Ульянов сразу уже поднялся к себе: вид у него был торжествующий, скрывать это он явно не собирался, но всё же покинуть поле битвы показалось ему наилучшим решением. Маркевича, впрочем, удивило не это, а то, что вслед за Ульяновым наверх отправился и Шарлемань. Ещё страннее было то, что ни Целебан, ни Гро-Пьер не обратили на это ни малейшего внимания. Но размышлять об этом Маркевич не стал, потому что в прихожую высунулся Симон и довольно громко сказал:
– Господин Маркевич, вас спрашивает почтальон.
…Целебан пересекал прихожую с кипой бумаг в руке, когда, наконец, увидел Маркевича. Тот стоял посреди комнаты с телеграммой в руке и, казалось, раз за разом перечитывал несколько строк, её составлявших[43]43
Текст этой телеграммы, а в особенности подпись под ней, вряд ли когда-либо может быть обнародован в России. Скажу только, что помимо смысловой части и сообщения о переводе на мое имя известной суммы денег, в ней содержалась настойчивая рекомендация немедленно выехать в Соединенные Штаты, при этом ни в коем случае не обременяя себя никакими обязательствами перед третьими лицами.
[Закрыть]. Точно от удивления, что Степан Сергеевич никуда не делся, Целебан резко остановился и внимательно посмотрел на Маркевича.
– Мы забыли сделать одну вещь.
– Какую? – спросил Маркевич и водворился обратно на козетку.
– Ульянов обещал пояснить ход своих истинных рассуждений – ну, тех, на основании которых он сделал первый вывод о виновности доктора. Надо бы подняться к нему, что ли. Ужасно интересно. Он вообще интересный человек, этот ваш Ульянов.
– Нет никакой нужды идти наверх. Я сам вам расскажу.
– А, то есть он успел вас просветить?
– Нет, – сказал Маркевич. – Но я догадался.
Целебан положил свои бумаги на столик около козетки и встал напротив Маркевича, широко расставив свои длинные ноги.

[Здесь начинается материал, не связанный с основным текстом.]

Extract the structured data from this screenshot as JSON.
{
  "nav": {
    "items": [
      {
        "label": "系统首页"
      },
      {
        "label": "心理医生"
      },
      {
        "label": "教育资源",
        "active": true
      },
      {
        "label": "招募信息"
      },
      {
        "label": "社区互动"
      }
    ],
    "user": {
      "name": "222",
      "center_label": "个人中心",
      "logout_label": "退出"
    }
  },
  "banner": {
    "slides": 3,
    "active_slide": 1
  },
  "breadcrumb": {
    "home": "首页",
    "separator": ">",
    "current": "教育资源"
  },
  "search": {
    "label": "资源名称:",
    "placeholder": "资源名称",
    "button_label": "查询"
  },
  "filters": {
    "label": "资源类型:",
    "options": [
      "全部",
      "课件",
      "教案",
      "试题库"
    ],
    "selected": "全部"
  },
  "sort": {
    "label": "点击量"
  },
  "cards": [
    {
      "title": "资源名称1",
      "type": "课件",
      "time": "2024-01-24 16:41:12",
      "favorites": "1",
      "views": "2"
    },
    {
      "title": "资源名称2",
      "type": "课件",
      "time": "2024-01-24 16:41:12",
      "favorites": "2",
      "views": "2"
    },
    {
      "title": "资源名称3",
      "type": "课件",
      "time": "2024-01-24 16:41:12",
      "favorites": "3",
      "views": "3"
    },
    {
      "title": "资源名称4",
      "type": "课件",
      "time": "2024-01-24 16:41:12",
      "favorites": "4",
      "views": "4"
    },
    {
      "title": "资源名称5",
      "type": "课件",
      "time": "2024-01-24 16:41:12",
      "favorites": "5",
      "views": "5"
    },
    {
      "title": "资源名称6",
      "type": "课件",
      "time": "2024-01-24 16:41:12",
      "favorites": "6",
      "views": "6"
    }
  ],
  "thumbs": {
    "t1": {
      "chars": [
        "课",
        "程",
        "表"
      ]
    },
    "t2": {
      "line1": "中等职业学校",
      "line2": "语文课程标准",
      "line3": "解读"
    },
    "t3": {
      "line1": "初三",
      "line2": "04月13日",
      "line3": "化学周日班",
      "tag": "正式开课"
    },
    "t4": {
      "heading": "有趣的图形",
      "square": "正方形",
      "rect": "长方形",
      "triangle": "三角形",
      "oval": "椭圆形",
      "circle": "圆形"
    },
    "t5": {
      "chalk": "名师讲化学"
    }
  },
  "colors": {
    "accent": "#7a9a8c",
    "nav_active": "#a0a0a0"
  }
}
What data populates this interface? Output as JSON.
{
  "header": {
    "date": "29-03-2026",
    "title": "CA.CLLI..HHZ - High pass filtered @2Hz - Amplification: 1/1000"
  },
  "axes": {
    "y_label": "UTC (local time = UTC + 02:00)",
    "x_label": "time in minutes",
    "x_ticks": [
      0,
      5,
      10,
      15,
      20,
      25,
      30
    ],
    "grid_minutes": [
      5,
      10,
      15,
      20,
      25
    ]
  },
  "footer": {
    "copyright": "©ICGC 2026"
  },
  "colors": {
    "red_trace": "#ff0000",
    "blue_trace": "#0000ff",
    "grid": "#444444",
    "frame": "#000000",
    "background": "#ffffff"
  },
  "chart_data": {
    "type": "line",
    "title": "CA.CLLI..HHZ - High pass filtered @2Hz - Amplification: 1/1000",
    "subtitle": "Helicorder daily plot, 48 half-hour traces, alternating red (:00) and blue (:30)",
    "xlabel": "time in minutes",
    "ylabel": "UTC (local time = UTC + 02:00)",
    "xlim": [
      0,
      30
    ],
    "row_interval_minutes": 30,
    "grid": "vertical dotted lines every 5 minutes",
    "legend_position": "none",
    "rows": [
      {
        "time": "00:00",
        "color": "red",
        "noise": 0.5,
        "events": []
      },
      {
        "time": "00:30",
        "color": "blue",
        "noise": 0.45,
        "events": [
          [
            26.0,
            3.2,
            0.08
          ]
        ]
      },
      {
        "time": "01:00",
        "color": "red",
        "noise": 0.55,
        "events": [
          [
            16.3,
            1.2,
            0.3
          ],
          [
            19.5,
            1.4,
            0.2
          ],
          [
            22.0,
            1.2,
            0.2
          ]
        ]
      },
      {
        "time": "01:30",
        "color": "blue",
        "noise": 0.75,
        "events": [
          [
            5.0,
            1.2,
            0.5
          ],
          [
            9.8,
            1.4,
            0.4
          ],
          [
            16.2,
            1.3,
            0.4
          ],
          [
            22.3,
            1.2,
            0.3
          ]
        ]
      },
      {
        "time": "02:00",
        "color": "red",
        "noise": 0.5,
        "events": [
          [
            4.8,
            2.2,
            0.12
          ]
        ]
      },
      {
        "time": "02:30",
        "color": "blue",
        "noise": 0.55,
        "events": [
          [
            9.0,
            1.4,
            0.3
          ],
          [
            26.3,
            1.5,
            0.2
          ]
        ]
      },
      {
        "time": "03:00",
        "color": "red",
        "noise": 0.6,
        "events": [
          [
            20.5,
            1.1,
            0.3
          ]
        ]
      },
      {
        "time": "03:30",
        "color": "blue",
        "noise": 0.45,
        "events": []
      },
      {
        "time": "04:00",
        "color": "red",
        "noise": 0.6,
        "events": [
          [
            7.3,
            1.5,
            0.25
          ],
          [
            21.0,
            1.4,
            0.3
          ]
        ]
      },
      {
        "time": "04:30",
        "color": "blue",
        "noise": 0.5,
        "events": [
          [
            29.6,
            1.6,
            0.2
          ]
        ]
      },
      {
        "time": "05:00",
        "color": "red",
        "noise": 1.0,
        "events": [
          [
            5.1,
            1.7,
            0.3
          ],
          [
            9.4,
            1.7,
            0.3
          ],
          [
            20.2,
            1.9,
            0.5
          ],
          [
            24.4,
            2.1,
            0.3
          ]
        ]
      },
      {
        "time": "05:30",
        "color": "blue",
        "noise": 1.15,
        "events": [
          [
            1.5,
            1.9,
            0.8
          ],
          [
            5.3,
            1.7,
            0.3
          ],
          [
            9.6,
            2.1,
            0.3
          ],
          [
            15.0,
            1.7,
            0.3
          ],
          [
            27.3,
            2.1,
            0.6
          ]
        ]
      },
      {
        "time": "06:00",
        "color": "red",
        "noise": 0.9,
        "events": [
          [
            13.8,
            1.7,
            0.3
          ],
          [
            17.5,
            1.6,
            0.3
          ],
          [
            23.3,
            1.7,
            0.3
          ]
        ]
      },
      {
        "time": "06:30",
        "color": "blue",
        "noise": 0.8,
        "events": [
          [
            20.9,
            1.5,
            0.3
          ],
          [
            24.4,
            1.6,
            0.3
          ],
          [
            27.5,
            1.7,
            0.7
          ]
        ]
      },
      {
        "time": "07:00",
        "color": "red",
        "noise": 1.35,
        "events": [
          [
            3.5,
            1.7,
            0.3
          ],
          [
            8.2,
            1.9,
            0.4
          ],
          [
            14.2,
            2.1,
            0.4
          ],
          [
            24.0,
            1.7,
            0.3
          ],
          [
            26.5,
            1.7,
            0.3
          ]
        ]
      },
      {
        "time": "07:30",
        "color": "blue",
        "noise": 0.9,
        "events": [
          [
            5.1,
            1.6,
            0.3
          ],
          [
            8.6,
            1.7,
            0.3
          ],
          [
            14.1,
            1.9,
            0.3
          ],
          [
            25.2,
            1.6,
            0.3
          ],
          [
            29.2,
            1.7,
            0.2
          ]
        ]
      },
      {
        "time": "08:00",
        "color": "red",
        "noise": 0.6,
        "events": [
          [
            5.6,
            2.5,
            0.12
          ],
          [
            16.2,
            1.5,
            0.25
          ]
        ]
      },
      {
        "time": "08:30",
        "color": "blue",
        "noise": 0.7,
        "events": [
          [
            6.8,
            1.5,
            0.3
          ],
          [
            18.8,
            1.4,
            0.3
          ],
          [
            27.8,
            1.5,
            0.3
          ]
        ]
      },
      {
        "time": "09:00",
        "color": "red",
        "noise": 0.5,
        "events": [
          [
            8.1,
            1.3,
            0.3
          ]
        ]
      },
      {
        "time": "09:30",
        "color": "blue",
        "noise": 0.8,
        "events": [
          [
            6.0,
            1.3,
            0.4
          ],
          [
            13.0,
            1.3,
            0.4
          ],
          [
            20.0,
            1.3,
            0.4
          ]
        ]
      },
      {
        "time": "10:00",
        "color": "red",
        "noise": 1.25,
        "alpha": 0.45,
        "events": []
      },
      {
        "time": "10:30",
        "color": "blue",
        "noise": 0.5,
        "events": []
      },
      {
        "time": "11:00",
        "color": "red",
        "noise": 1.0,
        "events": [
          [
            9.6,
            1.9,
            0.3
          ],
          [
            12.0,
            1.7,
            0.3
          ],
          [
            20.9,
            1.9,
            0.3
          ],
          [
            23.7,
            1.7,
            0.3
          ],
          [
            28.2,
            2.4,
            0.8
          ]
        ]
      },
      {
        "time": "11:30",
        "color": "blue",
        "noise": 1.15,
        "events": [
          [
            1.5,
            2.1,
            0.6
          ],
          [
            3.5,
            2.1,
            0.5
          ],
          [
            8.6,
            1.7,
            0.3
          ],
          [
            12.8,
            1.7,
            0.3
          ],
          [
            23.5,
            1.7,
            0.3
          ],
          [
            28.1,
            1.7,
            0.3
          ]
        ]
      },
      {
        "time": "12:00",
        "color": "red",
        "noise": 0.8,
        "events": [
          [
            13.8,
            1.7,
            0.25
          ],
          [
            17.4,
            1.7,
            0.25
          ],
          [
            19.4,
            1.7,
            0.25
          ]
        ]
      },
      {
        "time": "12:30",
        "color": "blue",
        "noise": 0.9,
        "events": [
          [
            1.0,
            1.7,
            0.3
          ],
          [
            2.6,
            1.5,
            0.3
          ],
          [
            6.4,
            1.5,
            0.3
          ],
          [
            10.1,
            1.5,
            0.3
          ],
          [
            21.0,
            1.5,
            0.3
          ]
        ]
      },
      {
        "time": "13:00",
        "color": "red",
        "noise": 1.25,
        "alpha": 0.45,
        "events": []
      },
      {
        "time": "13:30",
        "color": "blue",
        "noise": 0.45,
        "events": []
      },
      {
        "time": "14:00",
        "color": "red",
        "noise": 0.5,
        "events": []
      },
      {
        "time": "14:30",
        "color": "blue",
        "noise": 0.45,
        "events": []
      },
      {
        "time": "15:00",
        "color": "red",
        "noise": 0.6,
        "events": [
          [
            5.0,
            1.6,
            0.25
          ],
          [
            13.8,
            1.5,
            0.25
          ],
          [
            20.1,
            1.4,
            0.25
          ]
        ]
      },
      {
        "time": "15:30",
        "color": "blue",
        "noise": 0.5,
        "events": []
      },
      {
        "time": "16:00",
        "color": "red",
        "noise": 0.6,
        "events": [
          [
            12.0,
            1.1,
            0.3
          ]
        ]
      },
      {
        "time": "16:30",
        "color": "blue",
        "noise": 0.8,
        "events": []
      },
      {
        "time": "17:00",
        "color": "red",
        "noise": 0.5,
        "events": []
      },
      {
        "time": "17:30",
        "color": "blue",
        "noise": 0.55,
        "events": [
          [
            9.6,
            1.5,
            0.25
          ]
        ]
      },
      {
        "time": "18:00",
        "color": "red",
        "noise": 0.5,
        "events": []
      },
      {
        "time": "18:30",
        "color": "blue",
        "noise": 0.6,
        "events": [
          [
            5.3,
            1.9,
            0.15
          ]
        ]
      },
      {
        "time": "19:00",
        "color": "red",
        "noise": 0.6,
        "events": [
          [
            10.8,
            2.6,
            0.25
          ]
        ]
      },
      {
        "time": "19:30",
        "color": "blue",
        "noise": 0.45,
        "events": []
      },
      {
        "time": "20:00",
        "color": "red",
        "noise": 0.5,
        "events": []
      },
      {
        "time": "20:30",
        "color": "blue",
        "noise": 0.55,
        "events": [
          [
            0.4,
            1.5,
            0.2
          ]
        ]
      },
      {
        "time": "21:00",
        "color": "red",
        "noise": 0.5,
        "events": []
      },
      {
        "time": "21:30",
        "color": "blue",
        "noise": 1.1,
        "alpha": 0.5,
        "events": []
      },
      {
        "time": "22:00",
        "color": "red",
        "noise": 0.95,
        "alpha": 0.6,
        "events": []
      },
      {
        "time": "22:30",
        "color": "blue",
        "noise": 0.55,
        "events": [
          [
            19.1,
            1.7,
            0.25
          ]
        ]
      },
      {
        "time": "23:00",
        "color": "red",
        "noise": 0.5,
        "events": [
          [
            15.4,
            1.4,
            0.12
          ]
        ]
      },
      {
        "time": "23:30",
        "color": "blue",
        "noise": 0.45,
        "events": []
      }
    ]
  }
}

– Только одно условие, инспектор. Даже если вы мне не поверите – не стоит бежать наверх и уточнять, так ли всё обстоит на самом деле. Признаться, я не до конца верю в это и сам, – но я уверен, что я прав, реконструируя его логику.
– Говорите уже. После того, что я видел и слышал за последние пятнадцать часов, я готов поверить во что угодно.
– Знакомы ли вам основные философские течения эпохи эллинизма?
– Что-что? – переспросил Целебан, и тогда Маркевич повторил свой вопрос по-французски.
– Нет, – в голосе инспектора было пополам усталости и раздражения, но Маркевича это совершенно не остановило.
– Я напомню вам. Прогуливаясь в своих портиках, греки разделились на четыре главные школы: киников, стоиков, скептиков и эпикурейцев.
– Ах да, что-то припоминаю. И какое это имеет отношение к анархо-этатизму?
– Никакого. И самое непосредственное. Третьего дня в разговоре с Владимиром Ильичом я назвал Лаврова эпикурейцем. Ульянов меня поправил, заодно освежив мои знания об античной философии. Так вот…
Разумеется, Целебан не поверил ни одному его слову – и даже не попытался этого скрыть. Выдержка, впрочем, не изменила инспектору: он лишь потаращился на Маркевича с полминуты, а затем покачал головой. Маркевич засмеялся:
– Увы, мой дорогой инспектор. Ни Тер – стоик, ни киник Фишер не могли бы убить Корвина. Их внутренние убеждения не отрицают насилия – но не по такому поводу. И только человек, доведший свою жажду наслаждений до абсолюта, до отрицания бога и права, – только такой человек мог пойти на убийство. Эпикурейцем, несомненно, являлся и великий князь – но раз он Корвина не убивал…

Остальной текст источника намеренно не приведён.